Стражники отвязали господина Энчо и снова нахлобучили ему на голову мешок. Увели.
Фонэн сделал Тассилону знак задержаться на мельнице.
— Останься, я хочу с тобой поговорить. Тассилон остановился, настороженно поглядывая на всемогущего главу Священного Совета.
Тот продолжал:
— Ты, кажется, находился в услужении у этого Кровопийцы Ара?
— Да.
— Что ж, ты послужил ему верно. Не хочешь ли теперь служить мне?
Тассилон помялся, покусал губу.
— Господин, — выговорил он наконец, — я скажу тебе правду. Я принадлежу не кузнецу и не самому себе, даже богам я больше не принадлежу, а только одной женщине.
— И где эта женщина? Почему она не с тобой?

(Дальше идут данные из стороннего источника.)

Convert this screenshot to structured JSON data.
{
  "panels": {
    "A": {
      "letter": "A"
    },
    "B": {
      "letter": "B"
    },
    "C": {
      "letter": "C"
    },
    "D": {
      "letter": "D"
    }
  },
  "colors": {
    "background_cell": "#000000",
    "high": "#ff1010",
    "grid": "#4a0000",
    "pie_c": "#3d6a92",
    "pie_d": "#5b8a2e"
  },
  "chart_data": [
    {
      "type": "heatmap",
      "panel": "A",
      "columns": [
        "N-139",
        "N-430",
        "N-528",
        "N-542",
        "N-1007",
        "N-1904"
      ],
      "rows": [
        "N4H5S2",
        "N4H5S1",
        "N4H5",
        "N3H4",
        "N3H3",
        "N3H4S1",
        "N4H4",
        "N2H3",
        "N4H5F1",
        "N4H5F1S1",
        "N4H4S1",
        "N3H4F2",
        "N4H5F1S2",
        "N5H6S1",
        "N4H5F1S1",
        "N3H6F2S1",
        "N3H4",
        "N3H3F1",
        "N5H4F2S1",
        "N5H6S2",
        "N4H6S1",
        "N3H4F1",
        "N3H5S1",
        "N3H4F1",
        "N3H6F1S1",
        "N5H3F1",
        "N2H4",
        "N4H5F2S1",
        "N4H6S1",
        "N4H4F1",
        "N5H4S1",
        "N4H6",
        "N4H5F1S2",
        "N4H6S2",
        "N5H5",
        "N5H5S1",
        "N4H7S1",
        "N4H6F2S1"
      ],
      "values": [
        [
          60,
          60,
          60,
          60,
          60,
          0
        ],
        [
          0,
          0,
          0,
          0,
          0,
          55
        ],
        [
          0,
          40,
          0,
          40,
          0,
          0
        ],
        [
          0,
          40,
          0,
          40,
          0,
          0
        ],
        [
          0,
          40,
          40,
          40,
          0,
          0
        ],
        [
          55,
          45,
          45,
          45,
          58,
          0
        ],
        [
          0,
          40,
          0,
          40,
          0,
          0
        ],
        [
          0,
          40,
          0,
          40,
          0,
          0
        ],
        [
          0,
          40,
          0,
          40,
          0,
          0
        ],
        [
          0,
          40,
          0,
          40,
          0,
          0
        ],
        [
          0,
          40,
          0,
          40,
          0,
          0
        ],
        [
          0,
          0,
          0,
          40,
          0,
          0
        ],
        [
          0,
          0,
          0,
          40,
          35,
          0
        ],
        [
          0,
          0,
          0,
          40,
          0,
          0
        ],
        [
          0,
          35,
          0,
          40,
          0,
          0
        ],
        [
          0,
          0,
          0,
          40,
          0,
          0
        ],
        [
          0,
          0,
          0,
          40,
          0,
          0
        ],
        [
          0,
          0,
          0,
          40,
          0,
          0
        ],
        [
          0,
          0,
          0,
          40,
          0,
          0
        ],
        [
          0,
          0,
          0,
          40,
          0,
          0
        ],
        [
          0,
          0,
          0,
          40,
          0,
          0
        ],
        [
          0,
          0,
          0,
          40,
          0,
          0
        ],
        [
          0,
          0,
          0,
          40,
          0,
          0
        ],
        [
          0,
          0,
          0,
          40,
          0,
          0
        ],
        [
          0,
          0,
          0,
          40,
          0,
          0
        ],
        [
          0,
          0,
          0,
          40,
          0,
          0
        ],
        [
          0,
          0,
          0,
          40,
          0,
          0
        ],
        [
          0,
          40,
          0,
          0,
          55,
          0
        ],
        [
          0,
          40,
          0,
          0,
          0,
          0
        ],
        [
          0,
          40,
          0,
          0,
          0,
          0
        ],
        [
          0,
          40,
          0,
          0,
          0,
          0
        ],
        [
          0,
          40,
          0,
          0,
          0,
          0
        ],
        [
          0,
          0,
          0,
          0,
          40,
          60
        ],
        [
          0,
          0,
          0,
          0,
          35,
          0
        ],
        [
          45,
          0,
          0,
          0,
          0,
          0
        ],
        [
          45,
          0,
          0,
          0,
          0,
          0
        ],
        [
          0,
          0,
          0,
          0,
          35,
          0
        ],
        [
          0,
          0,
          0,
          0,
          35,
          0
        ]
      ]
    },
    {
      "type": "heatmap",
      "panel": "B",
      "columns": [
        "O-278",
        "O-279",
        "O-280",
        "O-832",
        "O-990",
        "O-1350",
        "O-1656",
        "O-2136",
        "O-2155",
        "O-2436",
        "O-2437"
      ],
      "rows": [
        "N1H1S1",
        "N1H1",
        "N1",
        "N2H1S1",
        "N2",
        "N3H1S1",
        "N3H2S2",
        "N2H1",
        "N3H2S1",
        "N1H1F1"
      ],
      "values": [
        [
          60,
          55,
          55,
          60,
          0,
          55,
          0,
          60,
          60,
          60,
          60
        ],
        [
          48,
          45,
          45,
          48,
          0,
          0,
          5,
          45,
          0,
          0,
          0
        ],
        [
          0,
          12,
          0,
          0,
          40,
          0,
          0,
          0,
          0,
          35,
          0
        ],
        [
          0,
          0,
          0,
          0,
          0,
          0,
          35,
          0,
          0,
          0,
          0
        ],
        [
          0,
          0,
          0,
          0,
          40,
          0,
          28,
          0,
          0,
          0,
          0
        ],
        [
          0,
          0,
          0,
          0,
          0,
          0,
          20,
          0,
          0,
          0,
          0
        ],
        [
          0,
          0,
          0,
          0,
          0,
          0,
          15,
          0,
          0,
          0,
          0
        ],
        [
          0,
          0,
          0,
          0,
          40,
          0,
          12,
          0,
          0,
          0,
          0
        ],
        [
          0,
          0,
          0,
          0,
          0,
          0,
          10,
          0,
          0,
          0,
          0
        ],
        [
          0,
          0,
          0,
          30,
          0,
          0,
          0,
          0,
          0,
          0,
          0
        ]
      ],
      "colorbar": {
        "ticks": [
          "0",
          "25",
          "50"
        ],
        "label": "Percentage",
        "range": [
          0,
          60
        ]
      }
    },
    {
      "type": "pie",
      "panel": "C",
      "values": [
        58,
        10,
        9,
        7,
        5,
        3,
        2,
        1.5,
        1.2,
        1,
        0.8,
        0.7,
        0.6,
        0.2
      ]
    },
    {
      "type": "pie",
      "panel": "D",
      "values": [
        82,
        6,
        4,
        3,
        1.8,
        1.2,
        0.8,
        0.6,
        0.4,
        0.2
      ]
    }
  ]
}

— Не знаю. Нрав у нее — как у ветра, то ласкает, то сбивает с ног, а то вдруг улетает неведомо куда.
Фонэн долго молчал, разглядывая Тассилона в полумраке. Потом сказал:
— Хорошо. В таком случае послужи мне до тех пор, покуда она не вернется.
Глава пятнадцатая
ДОНОСЧИК
Осведомителя, который воспользовался сострадательной натурой Азании и выдал ее Священному Совету как колдунью, звали Кутейба. Это был человек неопределенного возраста и довольно жалкой наружности: носастый, как птица, темноволосый, с маленькими, красноватыми, вечно бегающими глазками. Кутейба перебивался в Феризе случайными заработками и мелким воровством. Откуда он явился в город, никто не знал. Вероятно, не следовало бы говорить, что появлению этого человечка в городе никто не обрадовался. Однако горожане, чересчур занятые собственными делами, как-то не озаботились изгнать Кутейбу за городские стены… А напрасно. Подобный мусорный люд пачкает улицы и делает жизнь в городе неприятной, суетливой и небезопасной.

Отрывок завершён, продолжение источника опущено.